Jean-Marc Coppola: «Marseille a été heureuse d’accueillir Manifesta 13»

A la suite de la fermeture prématurée de Manifesta 13 Marseille, le 28 octobre 2020, une partie de sa programmation a été maintenue en format numérique. Près de 1 700 personnes ont visité•e•s virtuellement les expositions du 16 au 29 novembre 2020, et l’intégralité des visites guidées en ligne ont été réservées. Il est à noter que les visites virtuelles individuelles sont possibles jusqu’à la fin de l’année 2020. Pour Jean-Marc Coppola, adjoint à la Maire de Marseille en charge de la Culture pour toutes et tous, à la création, au patrimoine culturel et au cinéma : «Marseille a été heureuse d’accueillir Manifesta 13. Cette biennale d’art contemporain a mis en valeur l’ensemble de l’écosystème culturel qui évolue sur notre territoire. Elle a su apporter un regard extérieur sur notre cité. À mon sens, trois éléments forts marqueront notre ville après cette édition particulière de « Manifesta 13 »: D’une part « Le Grand Puzzle », impressionnante introspection qui a éveillé les consciences, mettant à jour les forces et les faiblesses de la ville, révélant aussi sa singularité et ses potentiels. Ce manifeste pourrait nourrir, si la municipalité souhaite s’en saisir, un ambitieux projet pour les années à venir. D’autre part, la Biennale a boosté le secteur de la création contemporaine, en encourageant les coopérations artistiques, telle la Fédération des nombreux acteurs du PAC. Enfin, et incontestablement, Marseille et la Biennale ont ensemble relevé le défi de la crise sanitaire mondiale en maintenant, en réadaptant, en ajustant cette 13e édition aux nombreux aléas survenus depuis le 16 mars 2020. Manifesta, unique biennale itinérante au monde, s’est installée à Marseille et pour la première fois en France depuis sa création dans les années 90. C’est là notre fierté pour la ville, ses acteurs culturels, ses habitants, … et plus globalement son bassin de vie».

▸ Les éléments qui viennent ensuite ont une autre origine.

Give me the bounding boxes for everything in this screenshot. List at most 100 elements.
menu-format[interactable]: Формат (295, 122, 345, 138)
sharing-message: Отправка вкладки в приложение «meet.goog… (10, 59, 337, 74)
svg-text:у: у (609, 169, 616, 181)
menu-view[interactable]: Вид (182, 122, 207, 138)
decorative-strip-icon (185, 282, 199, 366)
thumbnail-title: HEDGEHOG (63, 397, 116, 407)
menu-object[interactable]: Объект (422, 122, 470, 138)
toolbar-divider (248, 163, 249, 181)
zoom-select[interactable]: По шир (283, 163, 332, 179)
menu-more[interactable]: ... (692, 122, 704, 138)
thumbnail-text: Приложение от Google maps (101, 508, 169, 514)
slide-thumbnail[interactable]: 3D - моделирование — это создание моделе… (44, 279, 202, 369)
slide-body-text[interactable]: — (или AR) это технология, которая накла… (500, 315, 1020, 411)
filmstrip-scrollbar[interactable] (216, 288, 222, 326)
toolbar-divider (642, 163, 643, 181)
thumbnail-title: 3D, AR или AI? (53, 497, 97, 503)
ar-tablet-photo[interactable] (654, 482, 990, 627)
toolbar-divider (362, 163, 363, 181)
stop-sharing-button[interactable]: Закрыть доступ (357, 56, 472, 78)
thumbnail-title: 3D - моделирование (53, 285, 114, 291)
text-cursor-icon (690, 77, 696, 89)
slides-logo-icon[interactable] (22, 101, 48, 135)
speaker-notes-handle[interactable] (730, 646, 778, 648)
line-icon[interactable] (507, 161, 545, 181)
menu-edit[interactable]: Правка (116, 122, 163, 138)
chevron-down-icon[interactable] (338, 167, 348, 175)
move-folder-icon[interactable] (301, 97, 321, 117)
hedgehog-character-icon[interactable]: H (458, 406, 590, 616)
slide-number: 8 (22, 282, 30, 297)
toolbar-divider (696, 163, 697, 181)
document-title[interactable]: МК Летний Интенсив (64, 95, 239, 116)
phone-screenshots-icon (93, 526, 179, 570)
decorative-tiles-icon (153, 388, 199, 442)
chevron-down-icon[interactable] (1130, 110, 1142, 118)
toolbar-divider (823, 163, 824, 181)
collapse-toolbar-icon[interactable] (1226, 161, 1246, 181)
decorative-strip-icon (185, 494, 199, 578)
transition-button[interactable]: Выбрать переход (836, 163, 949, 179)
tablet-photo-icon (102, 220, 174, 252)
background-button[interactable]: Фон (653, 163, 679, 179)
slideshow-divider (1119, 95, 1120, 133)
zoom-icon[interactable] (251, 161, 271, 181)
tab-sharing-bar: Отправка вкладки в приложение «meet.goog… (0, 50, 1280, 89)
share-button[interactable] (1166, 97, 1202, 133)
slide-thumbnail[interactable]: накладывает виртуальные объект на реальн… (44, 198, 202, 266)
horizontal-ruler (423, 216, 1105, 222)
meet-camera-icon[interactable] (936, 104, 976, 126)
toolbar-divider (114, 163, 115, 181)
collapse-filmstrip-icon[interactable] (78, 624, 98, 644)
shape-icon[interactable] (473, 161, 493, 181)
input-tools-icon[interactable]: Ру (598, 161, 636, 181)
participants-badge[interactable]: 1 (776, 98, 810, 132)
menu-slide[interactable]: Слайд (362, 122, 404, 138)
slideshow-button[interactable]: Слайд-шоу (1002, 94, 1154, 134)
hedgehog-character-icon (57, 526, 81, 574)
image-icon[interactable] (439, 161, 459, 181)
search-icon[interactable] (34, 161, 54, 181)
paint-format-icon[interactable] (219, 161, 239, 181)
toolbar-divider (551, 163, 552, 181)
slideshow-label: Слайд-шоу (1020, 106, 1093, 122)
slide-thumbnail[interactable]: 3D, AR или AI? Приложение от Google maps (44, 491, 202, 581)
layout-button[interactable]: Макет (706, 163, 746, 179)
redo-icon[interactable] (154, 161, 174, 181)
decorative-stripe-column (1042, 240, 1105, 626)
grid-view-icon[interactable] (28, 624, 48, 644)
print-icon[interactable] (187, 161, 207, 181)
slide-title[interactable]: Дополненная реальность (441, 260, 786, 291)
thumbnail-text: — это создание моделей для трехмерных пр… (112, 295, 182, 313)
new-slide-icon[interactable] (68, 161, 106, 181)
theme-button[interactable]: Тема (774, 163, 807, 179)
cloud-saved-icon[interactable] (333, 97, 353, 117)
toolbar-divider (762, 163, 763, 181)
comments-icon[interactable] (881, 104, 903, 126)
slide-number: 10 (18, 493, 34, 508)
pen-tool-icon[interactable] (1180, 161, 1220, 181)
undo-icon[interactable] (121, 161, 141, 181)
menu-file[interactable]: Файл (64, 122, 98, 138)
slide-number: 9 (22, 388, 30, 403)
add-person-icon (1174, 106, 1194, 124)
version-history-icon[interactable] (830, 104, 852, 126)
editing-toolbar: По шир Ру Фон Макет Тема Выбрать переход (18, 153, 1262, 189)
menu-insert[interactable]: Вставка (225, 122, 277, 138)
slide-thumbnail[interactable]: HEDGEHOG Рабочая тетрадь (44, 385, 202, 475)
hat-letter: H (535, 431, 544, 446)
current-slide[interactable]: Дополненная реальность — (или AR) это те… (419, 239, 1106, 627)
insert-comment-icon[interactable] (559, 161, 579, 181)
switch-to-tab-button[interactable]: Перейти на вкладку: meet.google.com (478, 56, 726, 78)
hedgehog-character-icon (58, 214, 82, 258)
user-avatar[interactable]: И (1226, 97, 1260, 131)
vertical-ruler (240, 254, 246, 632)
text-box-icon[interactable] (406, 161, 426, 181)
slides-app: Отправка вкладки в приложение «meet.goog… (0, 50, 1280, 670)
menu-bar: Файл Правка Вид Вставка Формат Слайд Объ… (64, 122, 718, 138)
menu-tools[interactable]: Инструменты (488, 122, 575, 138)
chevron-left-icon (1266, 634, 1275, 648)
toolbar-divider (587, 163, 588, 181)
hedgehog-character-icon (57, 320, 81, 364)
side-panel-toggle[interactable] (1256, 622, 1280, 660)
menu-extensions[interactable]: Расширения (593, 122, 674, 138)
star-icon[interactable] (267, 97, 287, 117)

Hedwig Fijen: «2020, « Annus horribilis », révèle une biennale en pleine transition»

Hedwig Fijen, directrice de Manifesta 13 Marseille et présidente du conseil d’administration de Manifesta 13 note: «La 13e édition de Manifesta à Marseille en 2020, « Annus horribilis », révèle une biennale en pleine transition. Cette période nous renvoie de manière critique à notre plus grand défi : comment l’art et la culture peuvent lutter contre la polarisation et la division, en repensant la production culturelle et l’institutionnalisme en solidarité avec nos publics locaux et comment prendre soin, non seulement de nos propres institutions, mais aussi de l’ensemble de l’écosystème artistique. C’est ce que nous a appris Manifesta 13 en 2020 à Marseille, désapprendre le passé et repenser notre avenir. Il nous reste encore beaucoup de travail dans ce sens».